In fact, lower wholesale prices have meant that the €30.6 million cut to the PSO Levy proposed by the CER in June will actually be just €10.1 million. And this will save individual households just €4.28 per year.
PSO Levy costs and benefits
The PSO Levy, which currently makes up around 6% of a household’s total electricity bill, is a charge which has resulted in some debate with consumer advocates arguing that homes and businesses should not be forced to subsidise the cost of generating power from wind and peat. The fact that VAT is added to the Levy doesn’t help quiet this debate.
However, the PSO Levy is helping to reduce the amount of gas we use to generate electricity and increase renewable generation. And in turn, this makes us less vulnerable to the kind of price shocks we’ve seen over the last few years.
In 2010 when the PSO Levy was first charged, 64% of Ireland’s electricity was generated using natural gas. In 2013 just 44% of our electricity was generated using gas.
In addition, renewables, which account for the largest portion of the PSO Levy, jumped from just 12% of total generation in 2010 to more than 30% in 2013.
The figures that detail how we made our electricity in 2014 are due soon and will likely show a further increase in renewable generation, which helps to secure our electricity supply and brings us closer to our goal of 40% renewable electricity by 2020. Renewables also bring us closer to energy independence, a goal that would be much harder to achieve without the support of the PSO Levy.

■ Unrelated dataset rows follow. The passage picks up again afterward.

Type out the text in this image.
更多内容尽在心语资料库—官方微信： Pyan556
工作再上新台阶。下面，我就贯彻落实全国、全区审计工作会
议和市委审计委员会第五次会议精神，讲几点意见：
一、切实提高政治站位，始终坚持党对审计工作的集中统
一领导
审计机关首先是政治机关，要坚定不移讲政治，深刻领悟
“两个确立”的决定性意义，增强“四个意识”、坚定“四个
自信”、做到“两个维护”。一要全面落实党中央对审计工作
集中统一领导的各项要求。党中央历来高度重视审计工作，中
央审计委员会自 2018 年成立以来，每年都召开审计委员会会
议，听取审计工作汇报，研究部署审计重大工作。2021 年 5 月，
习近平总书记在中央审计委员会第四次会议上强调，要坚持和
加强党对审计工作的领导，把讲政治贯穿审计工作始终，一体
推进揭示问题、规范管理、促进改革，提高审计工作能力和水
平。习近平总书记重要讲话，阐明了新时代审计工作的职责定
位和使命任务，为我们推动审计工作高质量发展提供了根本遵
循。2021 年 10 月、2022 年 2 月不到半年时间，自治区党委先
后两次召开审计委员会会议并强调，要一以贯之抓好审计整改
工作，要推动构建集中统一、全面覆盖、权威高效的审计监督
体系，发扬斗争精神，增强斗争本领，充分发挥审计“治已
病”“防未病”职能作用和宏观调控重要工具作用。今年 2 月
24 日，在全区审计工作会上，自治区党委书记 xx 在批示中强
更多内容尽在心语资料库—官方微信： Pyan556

* This is the CER's definition of the "R-Factor" - The PSO levy is determined ex-ante each year based on estimates of costs to be recovered by all relevant parties, relative to the forecasted PSO benchmark price. In line with the Notification, this amount is reconciled retrospectively (‘R-factor’) two PSO periods later, once actual, audited costs are verified and the true market price and generation levels are known.